Proof: By the division algorithm, there exist unique $(q,r)$ such that $0 \leq r < |n|$ and $m = qn + r$. Then we have $$1 = a^m = a^{qn + r} = (a^n)^q a^r = a^r.$$ But $n$ is the least positive integer such that $a^n = 1$; hence $r = 0$ and we have $m = qn$. So $n|m$.

**Lemma 2. **If $a, b \in G$ such that $ab = ba$ and $$\{ a^n \ |\ n \in \mathbb{Z} \} \cap \{ b^n \ |\ n \in \mathbb{Z} \} = \{ 1 \}$$ (i.e., $a$ and $b$ have only trivial powers in common) then $|ab| = \mathsf{lcm}(|a|, |b|)$.

Proof: Let $|a| = n_1$, $|b| = n_2$, and $|ab| = m$, and let $c = \mathsf{lcm}(n_1, n_2)$. Then using Exercise 24 and Lemma 1, we have $(ab)^c = a^c b^c = 1$ so that $m|c$.
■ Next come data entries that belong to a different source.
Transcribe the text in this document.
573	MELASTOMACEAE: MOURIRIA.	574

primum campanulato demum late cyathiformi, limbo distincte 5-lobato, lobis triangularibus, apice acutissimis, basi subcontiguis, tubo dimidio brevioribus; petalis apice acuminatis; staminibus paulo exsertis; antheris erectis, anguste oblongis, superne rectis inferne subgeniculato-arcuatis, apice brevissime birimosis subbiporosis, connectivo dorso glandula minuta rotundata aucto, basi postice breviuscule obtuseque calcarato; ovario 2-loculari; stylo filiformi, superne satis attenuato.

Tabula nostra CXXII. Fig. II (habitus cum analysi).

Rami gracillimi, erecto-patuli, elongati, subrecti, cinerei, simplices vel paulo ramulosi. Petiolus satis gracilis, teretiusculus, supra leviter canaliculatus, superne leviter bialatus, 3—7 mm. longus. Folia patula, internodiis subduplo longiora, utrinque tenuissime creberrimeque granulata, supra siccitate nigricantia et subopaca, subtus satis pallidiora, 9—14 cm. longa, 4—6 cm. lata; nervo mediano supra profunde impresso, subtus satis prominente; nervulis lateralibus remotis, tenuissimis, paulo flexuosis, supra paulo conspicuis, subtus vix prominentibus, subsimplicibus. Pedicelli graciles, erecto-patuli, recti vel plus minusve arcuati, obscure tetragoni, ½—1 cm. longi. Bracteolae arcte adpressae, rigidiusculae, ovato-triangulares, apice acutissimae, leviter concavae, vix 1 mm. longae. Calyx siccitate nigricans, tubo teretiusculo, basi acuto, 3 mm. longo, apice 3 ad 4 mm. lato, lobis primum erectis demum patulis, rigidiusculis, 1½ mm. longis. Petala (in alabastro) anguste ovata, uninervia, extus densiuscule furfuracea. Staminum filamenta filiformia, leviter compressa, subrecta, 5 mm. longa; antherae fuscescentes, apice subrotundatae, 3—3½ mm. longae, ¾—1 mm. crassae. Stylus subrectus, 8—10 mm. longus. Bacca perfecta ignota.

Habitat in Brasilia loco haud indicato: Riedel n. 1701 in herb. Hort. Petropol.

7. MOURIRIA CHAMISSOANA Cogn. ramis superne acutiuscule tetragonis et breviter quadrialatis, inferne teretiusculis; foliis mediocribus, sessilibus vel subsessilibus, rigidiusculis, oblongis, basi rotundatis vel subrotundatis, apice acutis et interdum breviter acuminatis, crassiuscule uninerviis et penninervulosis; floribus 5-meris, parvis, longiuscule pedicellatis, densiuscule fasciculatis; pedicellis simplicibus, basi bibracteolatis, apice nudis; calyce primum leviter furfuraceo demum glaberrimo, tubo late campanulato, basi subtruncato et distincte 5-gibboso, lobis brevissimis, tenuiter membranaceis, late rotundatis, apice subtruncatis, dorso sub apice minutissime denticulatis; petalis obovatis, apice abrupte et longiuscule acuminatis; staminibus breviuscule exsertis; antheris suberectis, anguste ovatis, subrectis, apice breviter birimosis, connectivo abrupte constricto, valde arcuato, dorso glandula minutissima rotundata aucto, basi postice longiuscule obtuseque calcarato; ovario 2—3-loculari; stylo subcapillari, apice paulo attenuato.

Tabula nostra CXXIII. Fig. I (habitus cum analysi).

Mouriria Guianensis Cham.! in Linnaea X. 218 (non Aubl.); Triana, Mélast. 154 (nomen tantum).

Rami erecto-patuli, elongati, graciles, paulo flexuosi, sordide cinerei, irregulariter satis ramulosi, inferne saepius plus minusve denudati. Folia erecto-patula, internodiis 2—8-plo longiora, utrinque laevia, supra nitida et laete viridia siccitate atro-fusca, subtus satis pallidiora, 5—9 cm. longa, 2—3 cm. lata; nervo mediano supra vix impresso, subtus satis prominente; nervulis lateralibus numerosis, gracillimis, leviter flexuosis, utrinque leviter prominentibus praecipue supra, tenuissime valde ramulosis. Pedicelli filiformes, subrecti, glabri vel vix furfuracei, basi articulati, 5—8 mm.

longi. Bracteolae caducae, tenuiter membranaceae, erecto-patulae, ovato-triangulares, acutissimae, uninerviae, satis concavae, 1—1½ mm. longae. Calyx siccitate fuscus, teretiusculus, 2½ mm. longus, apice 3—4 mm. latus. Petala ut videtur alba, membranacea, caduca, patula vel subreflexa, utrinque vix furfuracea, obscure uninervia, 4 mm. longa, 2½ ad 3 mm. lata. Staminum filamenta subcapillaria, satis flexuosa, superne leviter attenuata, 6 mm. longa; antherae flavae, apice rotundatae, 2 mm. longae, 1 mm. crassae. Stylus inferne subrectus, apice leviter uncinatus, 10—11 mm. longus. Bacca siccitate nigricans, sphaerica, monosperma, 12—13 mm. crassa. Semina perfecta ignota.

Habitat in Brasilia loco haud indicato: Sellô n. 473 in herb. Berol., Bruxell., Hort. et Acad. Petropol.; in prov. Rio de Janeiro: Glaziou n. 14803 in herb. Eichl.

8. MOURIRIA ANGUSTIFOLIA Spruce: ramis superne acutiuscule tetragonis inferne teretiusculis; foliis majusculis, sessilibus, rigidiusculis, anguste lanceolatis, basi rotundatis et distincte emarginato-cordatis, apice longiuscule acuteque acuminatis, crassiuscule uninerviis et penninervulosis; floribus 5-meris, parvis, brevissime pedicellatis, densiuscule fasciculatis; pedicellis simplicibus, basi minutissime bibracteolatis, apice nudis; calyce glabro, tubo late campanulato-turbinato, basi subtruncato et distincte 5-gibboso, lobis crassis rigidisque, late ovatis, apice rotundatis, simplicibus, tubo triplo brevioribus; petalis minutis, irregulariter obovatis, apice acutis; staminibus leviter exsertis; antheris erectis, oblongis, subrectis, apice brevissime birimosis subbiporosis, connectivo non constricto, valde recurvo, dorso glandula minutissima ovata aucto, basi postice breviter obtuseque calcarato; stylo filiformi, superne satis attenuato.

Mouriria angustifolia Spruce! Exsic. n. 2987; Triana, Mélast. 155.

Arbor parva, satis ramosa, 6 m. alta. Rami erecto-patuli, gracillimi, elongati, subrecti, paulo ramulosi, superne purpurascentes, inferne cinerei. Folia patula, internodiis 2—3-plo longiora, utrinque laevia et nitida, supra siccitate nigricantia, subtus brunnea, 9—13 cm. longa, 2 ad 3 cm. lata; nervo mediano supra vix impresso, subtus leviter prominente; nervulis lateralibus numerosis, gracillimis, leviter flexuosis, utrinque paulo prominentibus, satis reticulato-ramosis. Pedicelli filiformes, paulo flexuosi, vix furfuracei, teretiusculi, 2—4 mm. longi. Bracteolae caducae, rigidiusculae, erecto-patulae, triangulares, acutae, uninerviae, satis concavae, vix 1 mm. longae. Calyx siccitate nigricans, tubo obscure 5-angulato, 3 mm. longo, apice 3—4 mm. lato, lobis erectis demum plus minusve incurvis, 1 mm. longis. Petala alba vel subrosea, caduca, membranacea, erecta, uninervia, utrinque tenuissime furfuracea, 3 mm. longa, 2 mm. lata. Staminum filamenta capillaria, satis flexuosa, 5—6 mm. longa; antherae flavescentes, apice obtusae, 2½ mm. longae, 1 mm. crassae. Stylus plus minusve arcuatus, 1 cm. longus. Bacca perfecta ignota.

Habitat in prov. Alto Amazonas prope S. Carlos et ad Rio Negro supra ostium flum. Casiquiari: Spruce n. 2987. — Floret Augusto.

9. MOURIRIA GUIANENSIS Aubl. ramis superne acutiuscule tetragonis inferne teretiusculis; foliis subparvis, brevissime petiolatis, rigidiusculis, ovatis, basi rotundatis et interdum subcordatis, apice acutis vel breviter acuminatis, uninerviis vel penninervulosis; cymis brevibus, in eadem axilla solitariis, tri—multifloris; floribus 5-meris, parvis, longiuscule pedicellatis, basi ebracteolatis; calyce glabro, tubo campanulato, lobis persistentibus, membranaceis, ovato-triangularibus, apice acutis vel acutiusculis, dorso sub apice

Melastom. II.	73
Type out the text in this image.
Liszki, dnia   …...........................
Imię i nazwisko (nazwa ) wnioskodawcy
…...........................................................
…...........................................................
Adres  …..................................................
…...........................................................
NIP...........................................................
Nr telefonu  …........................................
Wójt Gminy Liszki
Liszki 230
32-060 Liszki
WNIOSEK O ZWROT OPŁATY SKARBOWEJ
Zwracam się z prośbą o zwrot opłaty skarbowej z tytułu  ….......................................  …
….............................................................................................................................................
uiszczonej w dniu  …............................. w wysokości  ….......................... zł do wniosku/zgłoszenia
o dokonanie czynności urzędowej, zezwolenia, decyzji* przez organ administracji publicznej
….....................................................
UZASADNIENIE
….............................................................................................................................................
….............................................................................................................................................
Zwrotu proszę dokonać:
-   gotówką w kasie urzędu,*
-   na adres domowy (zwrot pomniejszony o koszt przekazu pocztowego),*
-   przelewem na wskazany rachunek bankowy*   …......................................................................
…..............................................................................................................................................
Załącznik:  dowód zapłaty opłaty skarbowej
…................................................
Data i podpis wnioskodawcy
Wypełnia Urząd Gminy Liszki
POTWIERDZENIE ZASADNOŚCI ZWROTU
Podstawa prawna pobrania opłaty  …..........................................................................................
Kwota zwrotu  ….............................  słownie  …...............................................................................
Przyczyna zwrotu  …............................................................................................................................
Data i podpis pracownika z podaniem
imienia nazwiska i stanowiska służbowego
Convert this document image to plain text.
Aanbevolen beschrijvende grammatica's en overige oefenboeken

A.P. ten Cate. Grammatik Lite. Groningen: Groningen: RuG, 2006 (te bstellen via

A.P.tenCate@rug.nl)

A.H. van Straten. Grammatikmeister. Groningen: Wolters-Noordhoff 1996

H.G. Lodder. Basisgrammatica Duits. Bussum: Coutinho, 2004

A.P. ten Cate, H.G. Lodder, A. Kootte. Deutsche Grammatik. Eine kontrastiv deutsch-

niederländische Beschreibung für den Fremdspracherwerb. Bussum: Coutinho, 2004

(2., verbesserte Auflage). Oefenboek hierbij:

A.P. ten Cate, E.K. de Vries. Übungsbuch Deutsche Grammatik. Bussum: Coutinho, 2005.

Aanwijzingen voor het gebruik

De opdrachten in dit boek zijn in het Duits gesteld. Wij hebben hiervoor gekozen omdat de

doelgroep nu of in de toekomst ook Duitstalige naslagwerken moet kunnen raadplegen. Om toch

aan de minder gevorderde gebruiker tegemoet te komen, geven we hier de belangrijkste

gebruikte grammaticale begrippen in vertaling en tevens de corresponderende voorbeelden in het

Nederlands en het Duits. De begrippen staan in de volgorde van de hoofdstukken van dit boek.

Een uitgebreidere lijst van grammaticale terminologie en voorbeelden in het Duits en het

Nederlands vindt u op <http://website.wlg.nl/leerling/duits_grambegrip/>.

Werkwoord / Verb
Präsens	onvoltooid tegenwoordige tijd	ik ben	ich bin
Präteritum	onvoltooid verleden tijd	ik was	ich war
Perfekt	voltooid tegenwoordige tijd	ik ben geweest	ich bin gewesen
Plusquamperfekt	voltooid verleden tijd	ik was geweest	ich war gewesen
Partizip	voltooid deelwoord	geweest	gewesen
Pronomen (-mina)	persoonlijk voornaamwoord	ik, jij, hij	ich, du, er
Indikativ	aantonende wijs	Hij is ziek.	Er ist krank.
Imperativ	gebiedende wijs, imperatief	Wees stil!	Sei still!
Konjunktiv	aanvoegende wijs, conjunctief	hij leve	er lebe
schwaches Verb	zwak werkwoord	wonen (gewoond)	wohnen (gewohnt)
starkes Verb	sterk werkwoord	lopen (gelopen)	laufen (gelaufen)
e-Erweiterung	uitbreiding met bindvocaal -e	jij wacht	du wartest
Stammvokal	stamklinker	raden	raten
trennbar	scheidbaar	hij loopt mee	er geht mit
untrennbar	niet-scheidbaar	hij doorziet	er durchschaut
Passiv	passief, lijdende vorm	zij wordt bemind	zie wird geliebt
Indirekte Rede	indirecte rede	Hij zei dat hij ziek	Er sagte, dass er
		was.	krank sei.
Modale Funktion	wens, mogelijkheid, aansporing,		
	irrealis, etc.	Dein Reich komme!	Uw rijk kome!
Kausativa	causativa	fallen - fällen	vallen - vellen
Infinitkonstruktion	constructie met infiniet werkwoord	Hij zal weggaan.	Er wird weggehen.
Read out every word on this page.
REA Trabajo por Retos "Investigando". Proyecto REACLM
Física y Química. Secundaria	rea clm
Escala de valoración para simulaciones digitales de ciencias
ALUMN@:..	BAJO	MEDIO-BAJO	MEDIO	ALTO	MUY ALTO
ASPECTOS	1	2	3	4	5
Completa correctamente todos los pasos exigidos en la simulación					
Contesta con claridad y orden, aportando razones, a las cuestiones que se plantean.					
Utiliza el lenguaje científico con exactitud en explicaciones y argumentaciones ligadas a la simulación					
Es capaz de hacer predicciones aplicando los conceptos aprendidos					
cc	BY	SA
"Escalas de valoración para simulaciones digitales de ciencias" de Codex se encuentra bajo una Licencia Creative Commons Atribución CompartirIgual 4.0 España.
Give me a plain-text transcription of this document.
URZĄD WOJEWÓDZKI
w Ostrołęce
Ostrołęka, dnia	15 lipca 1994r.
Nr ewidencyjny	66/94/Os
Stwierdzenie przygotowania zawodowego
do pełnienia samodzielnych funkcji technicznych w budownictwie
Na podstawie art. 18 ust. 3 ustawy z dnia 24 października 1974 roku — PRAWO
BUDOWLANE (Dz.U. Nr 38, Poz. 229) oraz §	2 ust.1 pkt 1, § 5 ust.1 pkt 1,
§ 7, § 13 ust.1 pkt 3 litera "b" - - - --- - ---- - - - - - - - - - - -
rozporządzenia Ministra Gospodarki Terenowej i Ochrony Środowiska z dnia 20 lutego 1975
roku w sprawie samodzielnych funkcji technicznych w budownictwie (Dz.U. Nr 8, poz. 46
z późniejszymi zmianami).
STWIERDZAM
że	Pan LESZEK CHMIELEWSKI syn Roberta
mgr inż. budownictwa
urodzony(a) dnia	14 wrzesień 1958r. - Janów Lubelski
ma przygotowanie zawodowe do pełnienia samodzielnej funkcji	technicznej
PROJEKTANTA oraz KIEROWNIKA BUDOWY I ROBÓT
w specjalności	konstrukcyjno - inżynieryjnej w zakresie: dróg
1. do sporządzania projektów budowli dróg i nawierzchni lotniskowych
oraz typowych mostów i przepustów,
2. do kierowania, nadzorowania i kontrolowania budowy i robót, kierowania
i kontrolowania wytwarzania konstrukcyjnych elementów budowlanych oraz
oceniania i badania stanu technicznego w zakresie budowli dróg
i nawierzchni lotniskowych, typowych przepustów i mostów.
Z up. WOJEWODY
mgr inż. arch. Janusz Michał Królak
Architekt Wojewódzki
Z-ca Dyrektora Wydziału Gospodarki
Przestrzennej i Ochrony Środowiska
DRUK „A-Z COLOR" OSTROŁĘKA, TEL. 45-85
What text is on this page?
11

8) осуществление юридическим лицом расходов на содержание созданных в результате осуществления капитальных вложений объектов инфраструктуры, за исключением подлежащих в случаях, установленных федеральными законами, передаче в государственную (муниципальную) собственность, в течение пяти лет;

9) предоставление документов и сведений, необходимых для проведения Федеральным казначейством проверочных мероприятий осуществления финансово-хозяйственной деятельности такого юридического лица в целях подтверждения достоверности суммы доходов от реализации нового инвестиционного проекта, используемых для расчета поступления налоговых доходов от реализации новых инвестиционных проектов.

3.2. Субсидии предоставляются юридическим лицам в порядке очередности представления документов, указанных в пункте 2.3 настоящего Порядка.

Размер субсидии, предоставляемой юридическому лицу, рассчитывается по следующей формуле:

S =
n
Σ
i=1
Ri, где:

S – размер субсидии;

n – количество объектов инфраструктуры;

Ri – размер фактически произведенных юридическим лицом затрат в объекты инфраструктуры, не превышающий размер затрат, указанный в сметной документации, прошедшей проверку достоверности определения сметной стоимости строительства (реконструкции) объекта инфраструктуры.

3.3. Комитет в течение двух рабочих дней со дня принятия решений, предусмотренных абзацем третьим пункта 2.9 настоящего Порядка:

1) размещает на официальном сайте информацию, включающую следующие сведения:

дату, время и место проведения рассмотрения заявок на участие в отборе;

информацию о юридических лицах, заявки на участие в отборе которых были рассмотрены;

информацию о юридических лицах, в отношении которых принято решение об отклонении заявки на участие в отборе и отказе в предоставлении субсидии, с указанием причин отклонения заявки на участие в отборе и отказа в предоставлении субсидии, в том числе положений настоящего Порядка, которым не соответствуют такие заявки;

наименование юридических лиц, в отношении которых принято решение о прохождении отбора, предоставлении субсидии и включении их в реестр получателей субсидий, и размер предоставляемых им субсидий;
Now since $(ab)^m = a^m b^m = 1$, we have $a^m = b^{-m}$. Since $a$ and $b$ have only trivial powers in common, $a^m = 1$ and $b^m = 1$, so that $n_1 | m$ and $n_2 | m$. By the definition of least common multiple, $c|m$. So $c = m$.

**Lemma 3.** For all $n \in \mathbb{Z}$, $(a,b)^n = (a^n, b^n)$.

Proof: We have $$(a,b)^0 = 1 = (1,1) = (a^0, b^0).$$ We prove the lemma for $n > 0$ by induction. For the base case $n = 1$ we have $(a,b)^1 = (a,b) = (a^1, b^1)$. Now suppose the lemma holds for some $n \geq 1$; then $$(a,b)^{n+1} = (a,b)^n (a,b) = (a^n,b^n) (a,b) = (a^{n+1}, b^{n+1}).$$ Thus by induction the lemma holds for all positive $n$.

For $n < 0$, we have $$(a,b)^n = ((a,b)^{-n})^{-1} = (a^{-n}, b^{-n})^{-1} = (a^n,b^n),$$ and the lemma holds.

Now for the main result it suffices to show that under the hypotheses, $(a,1)$ and $(1,b)$ have only the trivial power in common. This follows because $(a,1)^n = (a^n,1)$ and $(1,b)^m = (1,b^m)$ for all $n$ and $m$, so that $(a,1)^n = (1,b)^m$ implies in particular that $a^n = 1$ and so $(a,1)^n = (1,1)$. The conclusion follows from Lemma 2.